ワーグナー:舞台神聖祝典劇「パルシファル」〜第1幕への前奏

ベルリン・フィルハーモニー管弦楽団
(ベルリン、ベルリン・フィルハーモニー・ホール、独グラモフォン・ライヴ録音)

ゆったりとしてテンポのなかで、響きの色合いの調合に細やかな神経を配った演奏であり、ドラマ性よりも、響きの移ろいのなかに、明滅して揺れる光の帯を見る思いがします。ワーグナー晩年の精神的世界を聴くが如くです。


○2001年5月ライヴ

マーラー:交響曲第7番「夜の歌」

ベルリン・フィルハーモニー管弦楽団
(ベルリン、ベルリン・フィルハーモニー・ホール、独グラモフォン・ライヴ録音)

若い頃のアバドは線のシャープなマーラーを振ったものですが、90年代に入ってからのアバドのマーラーは線が太くなって、細部にこだわらず・曲の本質を大きく捉える方向に変化していたようです。ベルリン・フィルというオケを持って、響きが豊穣でグラマラスになったことが大きく関係しているようです。もうひとつはベルリン・フィルの響きがやや暗めであるので、表現が内省的な方向に動いているようです。
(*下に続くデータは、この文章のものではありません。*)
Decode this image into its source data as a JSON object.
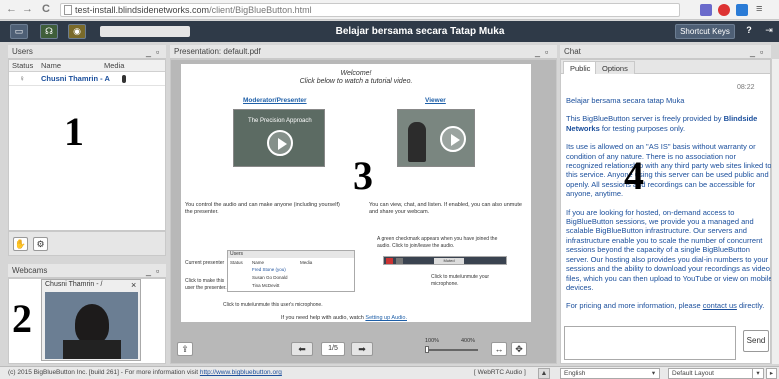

この第7番の演奏ではその傾向が顕著で、冒頭第1楽章からやや重めの渋い表現です。特に中間の2〜4楽章においてはテンポも遅めで 、派手さを抑えて・内省的な印象が強いと思います。第2楽章は特にテンポがゆっくりですし、第3楽章でもオケの動的な派手な動きを抑え気味にした感じです。第4楽章も静かで内省的な表現。その抑えた中間楽章を経た最終楽章はそれまで溜めていたエネルギーを一気に開放したかのような圧倒的かつ重量感のある素晴らしい表現です。渋く光輝く金管が強烈な印象を与えます。